Ed Harris plays Bud Brigman, the foreman of the underwater drilling platform Deep Core, while Mary Elizabeth Mastrantonio plays his wife Dr. Lindsey Brigman, the designer of the rig. Being stranded in a sub at the bottom of the sea is as effective for reconciliation as any marriage counseling.
2 John Connor & The T-800 (Terminator 2: Judgment Day)
After exploring one form of parental love in Aliens, Cameron explored a different kind of parental love in Terminator 2: Judgment Day. This time around, a T-800 is sent back in time to protect would-be resistance leader John Connor from another killer android, the T-1000. At first, T2 plays like a boy-and-his-dog story as John enjoys having his very own Terminator, but the cyborg eventually becomes a caring father figure.
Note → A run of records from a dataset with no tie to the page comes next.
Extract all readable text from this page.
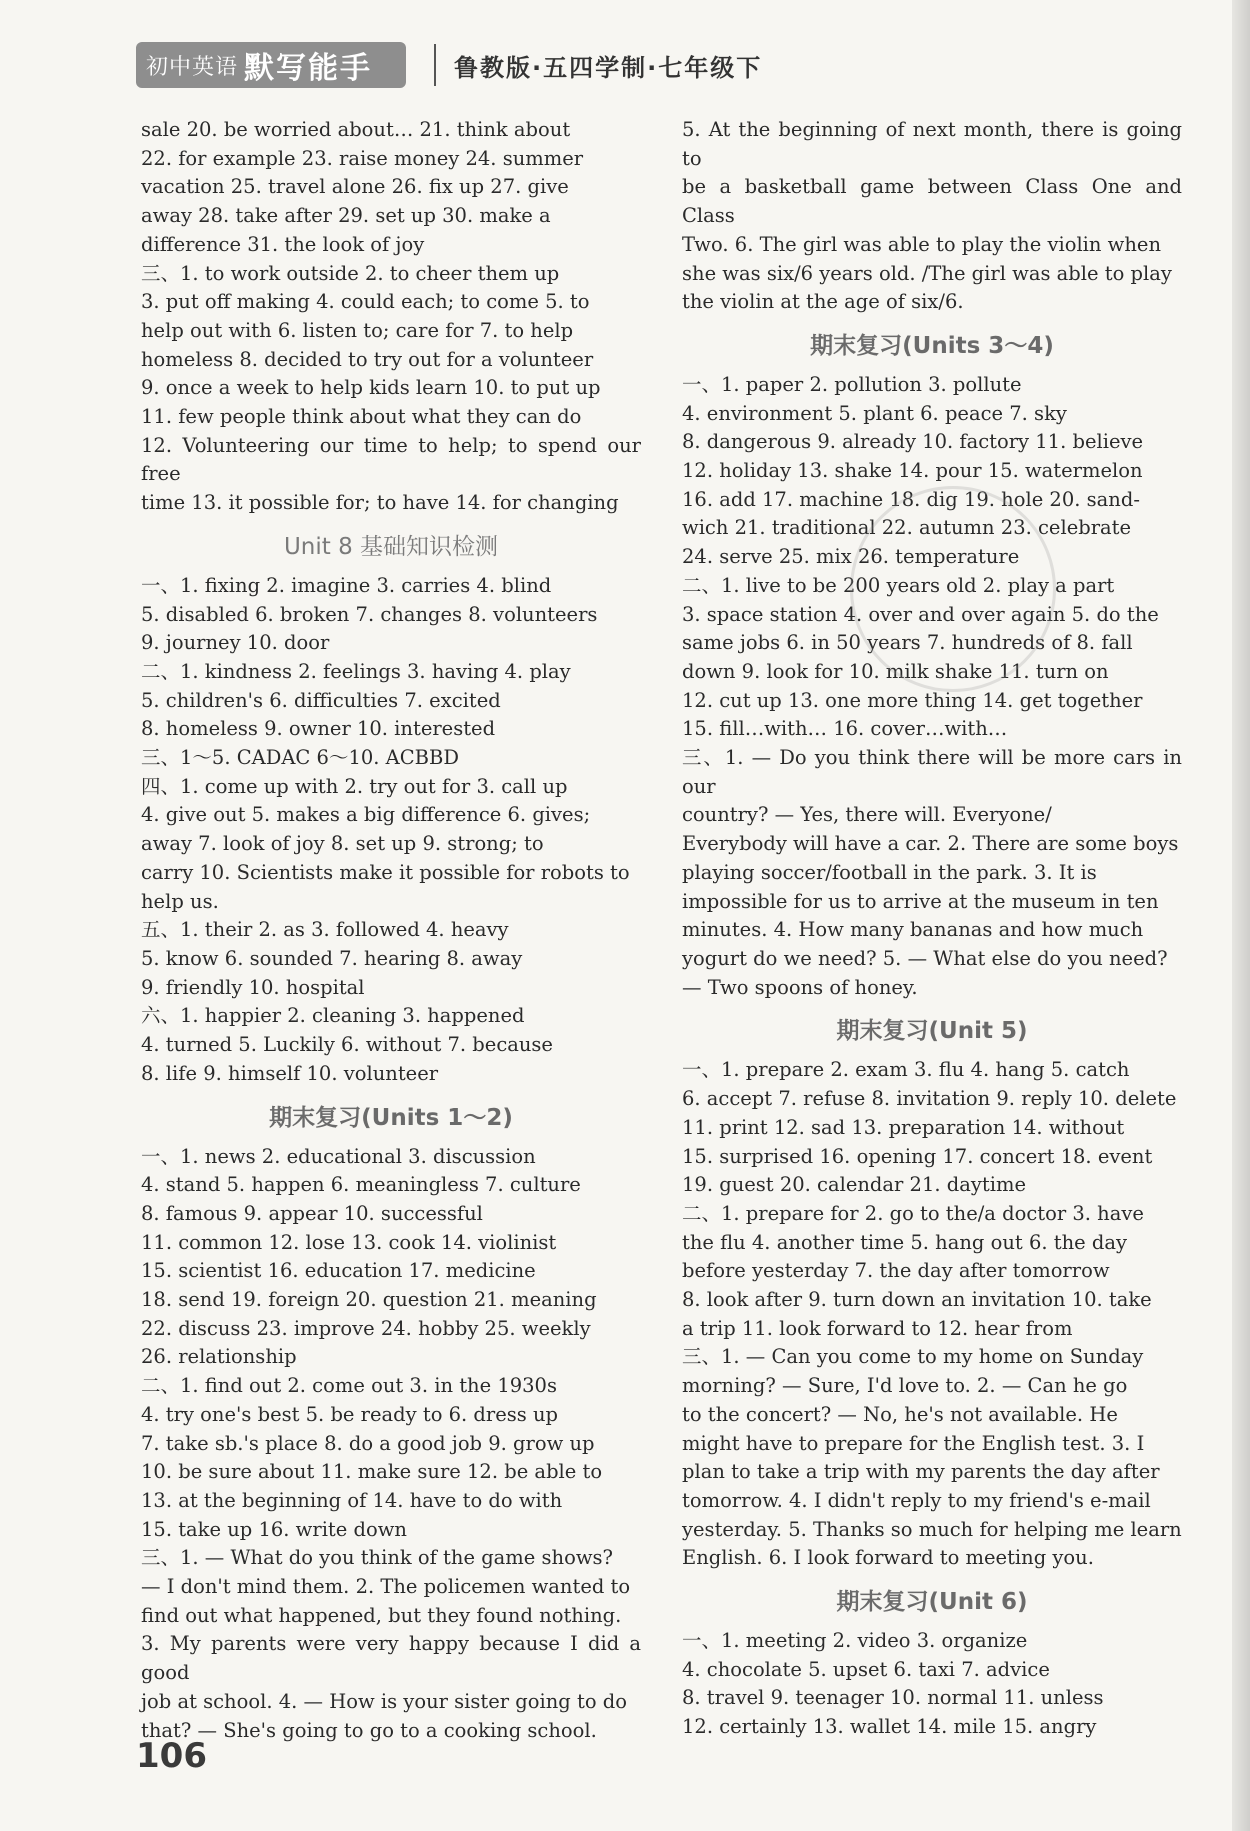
初中英语 默写能手	鲁教版·五四学制·七年级下

sale 20. be worried about… 21. think about

22. for example 23. raise money 24. summer

vacation 25. travel alone 26. fix up 27. give

away 28. take after 29. set up 30. make a

difference 31. the look of joy

三、1. to work outside 2. to cheer them up

3. put off making 4. could each; to come 5. to

help out with 6. listen to; care for 7. to help

homeless 8. decided to try out for a volunteer

9. once a week to help kids learn 10. to put up

11. few people think about what they can do

12. Volunteering our time to help; to spend our free

time 13. it possible for; to have 14. for changing

Unit 8 基础知识检测

一、1. fixing 2. imagine 3. carries 4. blind

5. disabled 6. broken 7. changes 8. volunteers

9. journey 10. door

二、1. kindness 2. feelings 3. having 4. play

5. children's 6. difficulties 7. excited

8. homeless 9. owner 10. interested

三、1～5. CADAC 6～10. ACBBD

四、1. come up with 2. try out for 3. call up

4. give out 5. makes a big difference 6. gives;

away 7. look of joy 8. set up 9. strong; to

carry 10. Scientists make it possible for robots to

help us.

五、1. their 2. as 3. followed 4. heavy

5. know 6. sounded 7. hearing 8. away

9. friendly 10. hospital

六、1. happier 2. cleaning 3. happened

4. turned 5. Luckily 6. without 7. because

8. life 9. himself 10. volunteer

期末复习(Units 1～2)

一、1. news 2. educational 3. discussion

4. stand 5. happen 6. meaningless 7. culture

8. famous 9. appear 10. successful

11. common 12. lose 13. cook 14. violinist

15. scientist 16. education 17. medicine

18. send 19. foreign 20. question 21. meaning

22. discuss 23. improve 24. hobby 25. weekly

26. relationship

二、1. find out 2. come out 3. in the 1930s

4. try one's best 5. be ready to 6. dress up

7. take sb.'s place 8. do a good job 9. grow up

10. be sure about 11. make sure 12. be able to

13. at the beginning of 14. have to do with

15. take up 16. write down

三、1. — What do you think of the game shows?

— I don't mind them. 2. The policemen wanted to

find out what happened, but they found nothing.

3. My parents were very happy because I did a good

job at school. 4. — How is your sister going to do

that? — She's going to go to a cooking school.

5. At the beginning of next month, there is going to

be a basketball game between Class One and Class

Two. 6. The girl was able to play the violin when

she was six/6 years old. /The girl was able to play

the violin at the age of six/6.

期末复习(Units 3～4)

一、1. paper 2. pollution 3. pollute

4. environment 5. plant 6. peace 7. sky

8. dangerous 9. already 10. factory 11. believe

12. holiday 13. shake 14. pour 15. watermelon

16. add 17. machine 18. dig 19. hole 20. sand-

wich 21. traditional 22. autumn 23. celebrate

24. serve 25. mix 26. temperature

二、1. live to be 200 years old 2. play a part

3. space station 4. over and over again 5. do the

same jobs 6. in 50 years 7. hundreds of 8. fall

down 9. look for 10. milk shake 11. turn on

12. cut up 13. one more thing 14. get together

15. fill…with… 16. cover…with…

三、1. — Do you think there will be more cars in our

country? — Yes, there will. Everyone/

Everybody will have a car. 2. There are some boys

playing soccer/football in the park. 3. It is

impossible for us to arrive at the museum in ten

minutes. 4. How many bananas and how much

yogurt do we need? 5. — What else do you need?

— Two spoons of honey.

期末复习(Unit 5)

一、1. prepare 2. exam 3. flu 4. hang 5. catch

6. accept 7. refuse 8. invitation 9. reply 10. delete

11. print 12. sad 13. preparation 14. without

15. surprised 16. opening 17. concert 18. event

19. guest 20. calendar 21. daytime

二、1. prepare for 2. go to the/a doctor 3. have

the flu 4. another time 5. hang out 6. the day

before yesterday 7. the day after tomorrow

8. look after 9. turn down an invitation 10. take

a trip 11. look forward to 12. hear from

三、1. — Can you come to my home on Sunday

morning? — Sure, I'd love to. 2. — Can he go

to the concert? — No, he's not available. He

might have to prepare for the English test. 3. I

plan to take a trip with my parents the day after

tomorrow. 4. I didn't reply to my friend's e-mail

yesterday. 5. Thanks so much for helping me learn

English. 6. I look forward to meeting you.

期末复习(Unit 6)

一、1. meeting 2. video 3. organize

4. chocolate 5. upset 6. taxi 7. advice

8. travel 9. teenager 10. normal 11. unless

12. certainly 13. wallet 14. mile 15. angry

106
Sarah herself explained what made the T-800 a perfect dad: “It would never leave him, and it would never hurt him, never shout at him, or get drunk and hit him, or say it was too busy to spend time with him. It would always be there. And it would die to protect him. Of all the would-be fathers who came and went over the years, this thing, this machine, was the only one who measured up.”
1 Jack Dawson & Rose DeWitt Bukater (Titanic)
When Cameron set out to dramatize the sinking of the Titanic in his aptly titled blockbuster Titanic, he told the story through the lens of a Romeo and Juliet-esque doomed romance. Jack Dawson is a peasant with a heart of gold and Rose DeWitt Bukater is a wealthy socialite betrothed to an awful guy.
As the audience spends the whole movie with these two lovers, the impending shipwreck seems more and more tragic. Jack and Rose are perfect for each other, but they won’t both make it off the boat.